Returning to an earlier example with arithmetic, we can trump the order of operations using explicit subexpressions. This requires the use of delimiters that act as boundaries, and most often parentheses are used for this purpose. Hence, A × (B + C) forces B + C to be evaluated, and then multiplied with A, which is contrary to the order otherwise followed. Likewise, (twilight sparkle || fluttershy) && pinkie pie instructs the search engine to return results that have either twilight sparkle or fluttershy and always match the tag pinkie pie.

As was mentioned earlier, the unary NOT operator can be applied to parenthesized subexpressions. The semantics of this is analogous to applying it to a single term: a negated subexpression specifies uploads that do not adhere to what the subexpression specifies. For example, the query -(pinkamena diane pie, grimdark) returns all uploads that are not tagged with both pinkamena diane pie and grimdark. Uploads tagged with either of the two would be returned as long as they do not have both. Thus light-hearted Pinkamena images and grimdark material not involving Pinkamena would be included, yet the intersection of those two sets of images would be excluded, that is, images that are grimdark and feature Pinkamena.

Explicit subexpressions with parentheses allow for complex queries as they can be arbitrarily nested inside other subexpressions, to fine-tune the result set even more.

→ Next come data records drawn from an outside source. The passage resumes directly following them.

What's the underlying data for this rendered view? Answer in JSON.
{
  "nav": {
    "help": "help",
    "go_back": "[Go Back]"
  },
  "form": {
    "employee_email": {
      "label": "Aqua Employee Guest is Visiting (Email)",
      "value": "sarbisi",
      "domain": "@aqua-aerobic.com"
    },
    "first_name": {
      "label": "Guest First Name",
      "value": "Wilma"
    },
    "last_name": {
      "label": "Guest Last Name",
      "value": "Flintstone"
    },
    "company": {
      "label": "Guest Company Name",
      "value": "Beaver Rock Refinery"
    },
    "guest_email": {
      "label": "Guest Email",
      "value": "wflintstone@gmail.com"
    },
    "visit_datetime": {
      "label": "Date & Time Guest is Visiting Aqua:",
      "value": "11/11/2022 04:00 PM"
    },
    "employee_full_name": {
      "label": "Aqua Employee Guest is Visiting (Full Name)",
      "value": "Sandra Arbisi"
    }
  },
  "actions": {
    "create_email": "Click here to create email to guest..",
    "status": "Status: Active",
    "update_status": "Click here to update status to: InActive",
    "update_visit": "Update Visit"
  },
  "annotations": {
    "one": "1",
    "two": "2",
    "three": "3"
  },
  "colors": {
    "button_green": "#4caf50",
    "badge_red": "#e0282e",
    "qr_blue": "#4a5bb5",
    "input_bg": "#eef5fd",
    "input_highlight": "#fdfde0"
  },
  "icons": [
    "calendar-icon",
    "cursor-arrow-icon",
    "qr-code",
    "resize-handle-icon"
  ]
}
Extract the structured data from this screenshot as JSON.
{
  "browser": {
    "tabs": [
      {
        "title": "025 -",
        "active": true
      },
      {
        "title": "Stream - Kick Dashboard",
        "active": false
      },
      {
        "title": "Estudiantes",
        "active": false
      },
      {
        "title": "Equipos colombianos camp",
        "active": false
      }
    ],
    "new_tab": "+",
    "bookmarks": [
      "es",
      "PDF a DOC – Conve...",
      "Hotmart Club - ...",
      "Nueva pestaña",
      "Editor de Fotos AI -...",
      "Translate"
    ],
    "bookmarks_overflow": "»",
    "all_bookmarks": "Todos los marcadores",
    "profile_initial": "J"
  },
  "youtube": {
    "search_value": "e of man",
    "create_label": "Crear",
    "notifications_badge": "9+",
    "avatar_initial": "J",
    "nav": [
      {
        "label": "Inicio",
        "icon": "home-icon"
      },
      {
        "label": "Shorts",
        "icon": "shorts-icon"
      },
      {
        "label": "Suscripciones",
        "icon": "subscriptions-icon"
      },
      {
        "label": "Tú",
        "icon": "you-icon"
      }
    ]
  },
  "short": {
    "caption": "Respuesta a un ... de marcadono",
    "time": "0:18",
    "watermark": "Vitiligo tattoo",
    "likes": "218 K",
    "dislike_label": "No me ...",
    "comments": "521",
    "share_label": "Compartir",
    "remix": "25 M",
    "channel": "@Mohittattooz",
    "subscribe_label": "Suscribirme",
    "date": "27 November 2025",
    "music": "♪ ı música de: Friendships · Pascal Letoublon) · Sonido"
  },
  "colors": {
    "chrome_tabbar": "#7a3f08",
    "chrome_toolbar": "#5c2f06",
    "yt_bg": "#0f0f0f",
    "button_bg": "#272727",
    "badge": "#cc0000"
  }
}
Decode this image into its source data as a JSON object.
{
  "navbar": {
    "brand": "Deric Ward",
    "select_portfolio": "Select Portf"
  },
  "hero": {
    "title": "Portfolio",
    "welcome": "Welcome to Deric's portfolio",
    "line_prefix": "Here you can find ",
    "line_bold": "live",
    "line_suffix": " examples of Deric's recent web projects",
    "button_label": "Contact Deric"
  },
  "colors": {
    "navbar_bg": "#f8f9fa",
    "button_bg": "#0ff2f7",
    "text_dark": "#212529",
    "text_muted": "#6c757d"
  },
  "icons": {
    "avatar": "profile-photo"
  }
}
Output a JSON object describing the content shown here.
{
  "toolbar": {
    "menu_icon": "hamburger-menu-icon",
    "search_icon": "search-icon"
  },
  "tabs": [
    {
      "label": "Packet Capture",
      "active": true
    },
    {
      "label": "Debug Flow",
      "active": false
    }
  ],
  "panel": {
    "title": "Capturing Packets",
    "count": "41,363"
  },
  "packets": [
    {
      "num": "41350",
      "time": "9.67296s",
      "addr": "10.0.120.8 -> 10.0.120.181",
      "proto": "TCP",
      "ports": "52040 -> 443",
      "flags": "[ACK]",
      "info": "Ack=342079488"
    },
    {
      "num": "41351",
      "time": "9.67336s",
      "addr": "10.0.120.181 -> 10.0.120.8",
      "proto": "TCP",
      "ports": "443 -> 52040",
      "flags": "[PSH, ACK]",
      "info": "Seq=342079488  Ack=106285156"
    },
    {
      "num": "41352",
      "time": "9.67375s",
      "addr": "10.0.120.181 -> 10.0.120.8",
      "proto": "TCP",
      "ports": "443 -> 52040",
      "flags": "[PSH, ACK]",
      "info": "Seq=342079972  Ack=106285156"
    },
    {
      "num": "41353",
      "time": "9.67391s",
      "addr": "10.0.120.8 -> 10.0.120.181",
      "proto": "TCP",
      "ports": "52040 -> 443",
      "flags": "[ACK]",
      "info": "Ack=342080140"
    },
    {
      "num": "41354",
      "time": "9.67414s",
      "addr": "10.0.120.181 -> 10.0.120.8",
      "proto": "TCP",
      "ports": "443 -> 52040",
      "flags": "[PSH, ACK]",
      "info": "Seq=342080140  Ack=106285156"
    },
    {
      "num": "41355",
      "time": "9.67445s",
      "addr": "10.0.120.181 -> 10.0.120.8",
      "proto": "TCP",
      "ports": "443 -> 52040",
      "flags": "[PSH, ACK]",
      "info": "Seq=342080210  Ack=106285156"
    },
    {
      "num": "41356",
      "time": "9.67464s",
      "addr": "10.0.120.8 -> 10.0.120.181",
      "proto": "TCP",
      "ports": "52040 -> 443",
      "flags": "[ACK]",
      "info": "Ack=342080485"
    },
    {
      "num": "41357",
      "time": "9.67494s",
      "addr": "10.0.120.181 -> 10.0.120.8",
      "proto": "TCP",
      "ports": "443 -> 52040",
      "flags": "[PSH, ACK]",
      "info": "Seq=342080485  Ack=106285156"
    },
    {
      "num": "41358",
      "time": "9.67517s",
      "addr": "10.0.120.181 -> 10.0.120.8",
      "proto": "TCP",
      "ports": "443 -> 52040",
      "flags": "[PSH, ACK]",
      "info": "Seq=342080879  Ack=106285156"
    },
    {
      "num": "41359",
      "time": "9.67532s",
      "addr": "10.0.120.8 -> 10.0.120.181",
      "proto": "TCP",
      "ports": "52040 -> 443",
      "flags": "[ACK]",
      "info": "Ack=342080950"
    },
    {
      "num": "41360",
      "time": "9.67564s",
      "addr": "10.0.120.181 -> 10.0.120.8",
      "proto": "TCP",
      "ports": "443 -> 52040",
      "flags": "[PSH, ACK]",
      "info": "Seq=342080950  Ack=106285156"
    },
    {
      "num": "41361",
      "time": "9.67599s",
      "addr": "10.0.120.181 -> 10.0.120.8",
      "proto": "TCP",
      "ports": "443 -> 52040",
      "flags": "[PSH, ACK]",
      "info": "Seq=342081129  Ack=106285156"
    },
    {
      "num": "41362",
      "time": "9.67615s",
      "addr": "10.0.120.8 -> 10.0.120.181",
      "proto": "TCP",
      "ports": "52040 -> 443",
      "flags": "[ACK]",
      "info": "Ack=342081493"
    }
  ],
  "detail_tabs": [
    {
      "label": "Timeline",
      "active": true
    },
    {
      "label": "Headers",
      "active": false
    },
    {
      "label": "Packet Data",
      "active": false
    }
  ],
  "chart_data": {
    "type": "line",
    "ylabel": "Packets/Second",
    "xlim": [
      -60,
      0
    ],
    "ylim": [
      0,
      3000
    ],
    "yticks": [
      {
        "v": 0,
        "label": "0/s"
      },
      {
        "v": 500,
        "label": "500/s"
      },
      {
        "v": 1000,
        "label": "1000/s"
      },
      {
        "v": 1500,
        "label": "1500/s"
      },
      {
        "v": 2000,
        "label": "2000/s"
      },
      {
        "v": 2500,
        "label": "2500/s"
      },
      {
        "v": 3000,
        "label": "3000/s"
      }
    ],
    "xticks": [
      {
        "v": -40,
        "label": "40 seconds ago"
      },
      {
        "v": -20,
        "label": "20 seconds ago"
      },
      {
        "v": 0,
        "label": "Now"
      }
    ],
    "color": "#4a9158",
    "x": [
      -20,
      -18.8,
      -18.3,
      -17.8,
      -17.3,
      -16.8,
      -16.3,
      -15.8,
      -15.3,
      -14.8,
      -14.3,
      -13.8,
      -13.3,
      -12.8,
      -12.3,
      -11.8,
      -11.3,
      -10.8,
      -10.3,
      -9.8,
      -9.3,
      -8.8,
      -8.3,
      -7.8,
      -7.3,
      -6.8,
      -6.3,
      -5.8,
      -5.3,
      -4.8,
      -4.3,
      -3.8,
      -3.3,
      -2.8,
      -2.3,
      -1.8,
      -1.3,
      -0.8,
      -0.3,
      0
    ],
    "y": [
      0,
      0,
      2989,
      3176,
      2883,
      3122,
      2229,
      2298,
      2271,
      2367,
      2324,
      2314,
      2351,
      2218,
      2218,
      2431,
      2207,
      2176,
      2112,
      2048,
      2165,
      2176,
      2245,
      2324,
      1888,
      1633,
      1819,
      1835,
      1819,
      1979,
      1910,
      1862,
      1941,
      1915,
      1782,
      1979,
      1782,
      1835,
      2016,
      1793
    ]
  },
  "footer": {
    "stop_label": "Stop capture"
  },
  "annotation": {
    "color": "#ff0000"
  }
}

Automatic Parentheses Escaping

Finally, a footnote about parentheses is warranted. Traditionally, if an expression parser encounters an open parenthesis without a closing parenthesis, or if parentheses are swapped, an error is raised. This is indeed the case with the search engine, as highlighted in the search parsing error page. However, to a limited extent, a term can contain parentheses within. Parentheses are accepted within search terms as long as they are closed and do not cover the entire expression. The first limit is a heuristic to address the typical use of parentheses, and the latter arises from the legal use of parentheses to single out a term. Thus, the search rose (flower) searches for uploads tagged with rose (flower) ; however, the emoticon query ))B-( raises an error, while (q) effectively searches for q, instead. For the latter two examples, simply surround with double quotes to clarify your meaning to the search engine.

Boosting Terms

The search engine also allows the boosting of specific terms when sorting by relevance, so that uploads including or not including the term occur earlier or later in the results. Boosting is done by modifying a term's relevance score with a positive or negative value. This value is affixed to a term with a preceding caret (^) and with a positive or negative decimal number. For example, pinkie pie^1 || tara strong returns uploads tagged either with pinkie pie or tara strong, but when sorting by relevance descending, uploads with pinkie pie are prioritized. A negative value meanwhile reduces the relevance score and deprioritizes the affected term when sorting by relevance, e.g., pinkie pie^-1 || tara strong. Sorting options are found below the search box on this page and must be set to sort by relevance for boosting to take proper effect. Thus, in both cases, pictures with both tags will still appear first.